According to the Pentagon, bonuses of up to $40,000 are currently available, but a salary increase of $60,000 per year, and even huge bonuses of $250,000 are being considered by the Army top brass as it begins the process of looking for highly qualified infantry soldiers to do the infantry jobs of the 21st century.

Rules for Re-Enlistment Bonuses

If a soldier has completed at least 17 months but less than 14 years of active duty and is qualified in a skill the Department of Defense identifies as critical, he or she is likely eligible for re-enlistment and a corresponding bonus. The amount of bonuses and the skills most in need will vary. 

Usually, in order to be eligible to receive a bonus, soldiers will reenlist or voluntarily extend their enlistment for at least three years. 

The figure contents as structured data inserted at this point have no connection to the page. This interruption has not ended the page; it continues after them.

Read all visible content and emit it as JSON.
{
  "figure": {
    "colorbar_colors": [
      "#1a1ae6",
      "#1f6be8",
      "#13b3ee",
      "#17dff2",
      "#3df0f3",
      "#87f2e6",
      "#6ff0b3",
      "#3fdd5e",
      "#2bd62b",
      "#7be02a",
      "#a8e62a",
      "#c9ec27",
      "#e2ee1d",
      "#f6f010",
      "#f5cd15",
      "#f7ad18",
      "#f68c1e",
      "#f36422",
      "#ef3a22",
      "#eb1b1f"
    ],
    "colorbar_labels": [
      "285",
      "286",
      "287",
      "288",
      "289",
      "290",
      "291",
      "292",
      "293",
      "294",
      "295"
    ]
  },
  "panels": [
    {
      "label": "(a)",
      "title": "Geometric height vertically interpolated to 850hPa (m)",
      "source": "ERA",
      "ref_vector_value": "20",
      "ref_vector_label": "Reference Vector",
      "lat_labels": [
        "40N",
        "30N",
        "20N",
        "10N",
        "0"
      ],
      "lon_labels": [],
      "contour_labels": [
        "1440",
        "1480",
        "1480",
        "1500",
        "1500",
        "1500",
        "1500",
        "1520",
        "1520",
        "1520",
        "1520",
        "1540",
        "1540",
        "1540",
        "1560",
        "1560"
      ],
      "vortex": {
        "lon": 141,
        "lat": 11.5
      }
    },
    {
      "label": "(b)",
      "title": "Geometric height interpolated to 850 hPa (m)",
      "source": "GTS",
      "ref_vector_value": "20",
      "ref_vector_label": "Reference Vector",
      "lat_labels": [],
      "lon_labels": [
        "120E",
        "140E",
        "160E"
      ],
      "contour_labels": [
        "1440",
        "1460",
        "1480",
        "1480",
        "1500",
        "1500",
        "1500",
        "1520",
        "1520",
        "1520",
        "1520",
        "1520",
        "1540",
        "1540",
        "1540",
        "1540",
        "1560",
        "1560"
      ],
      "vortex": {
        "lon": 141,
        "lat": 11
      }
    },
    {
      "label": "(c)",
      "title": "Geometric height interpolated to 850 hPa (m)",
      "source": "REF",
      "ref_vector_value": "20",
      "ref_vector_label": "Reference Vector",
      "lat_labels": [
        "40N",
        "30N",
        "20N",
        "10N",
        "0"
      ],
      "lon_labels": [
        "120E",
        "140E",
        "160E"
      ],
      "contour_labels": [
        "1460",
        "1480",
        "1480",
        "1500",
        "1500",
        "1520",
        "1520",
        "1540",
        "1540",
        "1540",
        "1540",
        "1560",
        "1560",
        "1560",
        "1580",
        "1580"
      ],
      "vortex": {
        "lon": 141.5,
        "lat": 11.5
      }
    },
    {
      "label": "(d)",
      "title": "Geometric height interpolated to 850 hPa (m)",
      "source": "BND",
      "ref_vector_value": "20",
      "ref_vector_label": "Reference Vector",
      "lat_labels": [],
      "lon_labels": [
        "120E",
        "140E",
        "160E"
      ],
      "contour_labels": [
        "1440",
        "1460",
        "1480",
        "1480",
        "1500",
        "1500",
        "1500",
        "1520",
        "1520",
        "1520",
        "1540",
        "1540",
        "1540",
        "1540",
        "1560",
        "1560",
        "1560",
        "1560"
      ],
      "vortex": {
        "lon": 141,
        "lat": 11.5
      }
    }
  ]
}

Different Types of Army Bonuses

Besides re-enlistment bonuses, the Army offers other types of financial incentives for both new recruits and enlisted soldiers. A seasonal bonus of up to $20,000 is available for recruits who ship to basic combat training within a specific time frame. 

Soldiers who successfully complete officer candidate school (OCS) training and commissioning may be eligible for a $10,000 bonus, which they receive upon completion of OCS.

Soldiers who complete Ranger indoctrination and get permanently stationed in the 75th Ranger regiment, which is a special ops unit, may receive a bonus of up to $10,000 once they've reported for duty.

HUMINT Bonuses

Another type of bonus that the Army and other branches of the U.S. military offer, on a regular basis, is for those soldiers who enlist as a MOS 35M human intelligence (HUMINT) collector. Soldiers in this MOS conduct source operations, interrogations and debriefings to collect information. They are primarily responsible for supervising and conducting information collection operations. Among their duties include preparation of information intelligence reports, which may include difficult translations, conducting debriefings and interrogations of HUMINT sources in English and foreign languages. 

These soldiers are in demand if they speak one of the priority languages for which the Army needs translators. That list can vary but includes Arabic Modern Standard, Arabic Egyptian, Arabic Libyan, Arabic Lebanese, Arabic Moroccan, Arabic Tunisian, Arabic Iraqi, Chinese Mandarin, French, Korean, Persian-Farsi, Persian-Dari, and Russian. Bonuses for soldiers who speak at least one of these languages can be as much as $40,000.

Being in the Army as the contiuous wars from 2001 draw down may have its perks besides serving your country. The 21st battlefield is going to require highly qualified operators and they do not come cheaply.